Analyse : C’est une petite merveille de film d’animation, poétique, tendre, émouvant, drôle, original. A travers l’histoire intime de cette famille avec ses joies, ses malheurs, ses souffrances, le réalisateur nous raconte également l’histoire de l’Europe avec ses deux guerres mondiales et leur cortège de victimes. Les Ughetto sont originaires d’un village piémontais, Uguettera, dont tous les habitants portaient le même nom. Voulant retrouver la trace de ses aïeux Alain Uguetto est parti à la recherche de ce village. Il n’a trouvé que ruines. Il n’a même pas retrouvé le cimetière. L’idée de ce documentaire est née, maturée neuf années durant. Chez les Uguetto ils étaient neuf. Le réalisateur représente Luigi et Cesira avec leurs enfants, marionnettes de 23 cm« aux grands yeux étonnés », animées image par image selon la technique dite du stop motion qui leur fait prendre vie. Mêlant de façon originale et habile le passé et le présent, il intervient dans son documentaire avec sa belle voix chaude de conteur, discutant avec ses petites marionnettes, spécialement avec sa grand-mère, « mémé », qui lui demande « Qu’est-ce que tu veux savoir ? ». On voit même sa main qui s’invite dans le champ pour tendre un outil à son grand-père ou à son « papa » âgé de 7 ans, ou qui prend tendrement celle de sa grand-mère ! Les mains, qui étaient leur seule richesse. Il nous conte sans fausse honte la vie misérable de sa famille victime des curés et des milices fascistes qui leur prenaient le peu qu’ils avaient. Il nous conte la pauvreté qui poussaient les hommes à franchir la frontière pour se louer dans des travaux de force, avant que de partir définitivement. Sans aucun misérabilisme car les dialogues en italien et en français sont savoureux et pleins de cet humour italien qui donne à la vie une merveilleuse légèreté. Un documentaire nimbé de poésie où les fleurs volent dans la chevelure de la grand-mère, où les brocolis deviennent des arbres, le charbon de bois des montagnes, les morceaux de sucre ou de carton ondulé des maisons.
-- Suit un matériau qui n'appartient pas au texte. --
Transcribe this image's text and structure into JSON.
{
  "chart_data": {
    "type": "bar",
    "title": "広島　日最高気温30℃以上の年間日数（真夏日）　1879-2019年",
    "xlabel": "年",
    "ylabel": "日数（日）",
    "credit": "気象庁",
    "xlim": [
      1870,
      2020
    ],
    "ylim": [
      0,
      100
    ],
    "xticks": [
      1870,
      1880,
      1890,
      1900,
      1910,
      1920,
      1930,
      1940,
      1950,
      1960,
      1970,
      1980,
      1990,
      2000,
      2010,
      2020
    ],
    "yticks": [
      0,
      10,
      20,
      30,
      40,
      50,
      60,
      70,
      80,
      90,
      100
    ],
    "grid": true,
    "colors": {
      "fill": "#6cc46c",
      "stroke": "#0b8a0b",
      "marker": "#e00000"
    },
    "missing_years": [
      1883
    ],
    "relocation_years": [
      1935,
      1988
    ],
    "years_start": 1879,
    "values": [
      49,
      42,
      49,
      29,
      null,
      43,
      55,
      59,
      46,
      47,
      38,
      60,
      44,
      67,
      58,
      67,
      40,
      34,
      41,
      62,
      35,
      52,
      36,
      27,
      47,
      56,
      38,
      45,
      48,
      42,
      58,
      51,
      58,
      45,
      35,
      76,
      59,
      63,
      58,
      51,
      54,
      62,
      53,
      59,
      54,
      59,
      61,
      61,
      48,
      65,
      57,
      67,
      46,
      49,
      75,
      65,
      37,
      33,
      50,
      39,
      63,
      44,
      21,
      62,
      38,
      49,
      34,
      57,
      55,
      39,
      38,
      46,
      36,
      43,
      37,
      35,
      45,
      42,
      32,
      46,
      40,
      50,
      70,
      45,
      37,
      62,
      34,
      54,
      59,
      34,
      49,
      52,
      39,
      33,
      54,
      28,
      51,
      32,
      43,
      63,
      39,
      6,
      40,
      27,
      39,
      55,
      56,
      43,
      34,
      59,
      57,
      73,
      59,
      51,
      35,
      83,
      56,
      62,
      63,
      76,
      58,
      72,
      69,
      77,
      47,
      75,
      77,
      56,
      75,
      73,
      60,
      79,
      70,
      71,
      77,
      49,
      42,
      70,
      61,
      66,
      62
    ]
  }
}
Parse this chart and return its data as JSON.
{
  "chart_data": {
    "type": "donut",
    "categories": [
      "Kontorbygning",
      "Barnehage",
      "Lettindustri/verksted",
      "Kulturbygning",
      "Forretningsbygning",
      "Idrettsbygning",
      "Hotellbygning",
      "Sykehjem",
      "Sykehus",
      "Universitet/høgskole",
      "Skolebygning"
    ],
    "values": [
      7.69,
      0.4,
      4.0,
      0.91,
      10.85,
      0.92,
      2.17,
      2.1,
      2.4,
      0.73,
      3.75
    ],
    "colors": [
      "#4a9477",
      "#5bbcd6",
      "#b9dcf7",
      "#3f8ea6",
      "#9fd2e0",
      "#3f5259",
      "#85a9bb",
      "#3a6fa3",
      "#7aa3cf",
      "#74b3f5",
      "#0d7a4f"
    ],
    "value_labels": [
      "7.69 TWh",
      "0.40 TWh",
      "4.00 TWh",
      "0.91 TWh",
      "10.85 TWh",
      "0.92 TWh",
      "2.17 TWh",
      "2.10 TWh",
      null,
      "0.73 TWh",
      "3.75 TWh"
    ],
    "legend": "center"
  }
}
Ces italiens, dont les journaux de l’époque parlaient en ces termes : « Ce qui caractérise l’ouvrier italien, c’est qu’il est souple, il endure tout (…), il courbe la tête et il obéit », étaient en butte au racisme malgré les services qu’ils rendaient. Le titre du documentaire qui rappelle le contenu de certains panneaux apposés sur les portes des bars, interpelle et met mal à l’aise ; les panneaux de la honte. On ne peut pas ne pas penser à l’accueil qui est réservé aujourd’hui aux mêmes immigrés de la faim.
Le film se termine sur la très belle phrase que dit la grand-mère, à laquelle Ariane Ascaride prête sa voix : « On ne vient pas d’un pays, on vient de son enfance ».
Ce film est malheureusement peu distribué dans sa semaine de sortie. Ne tardez pas à aller le voir.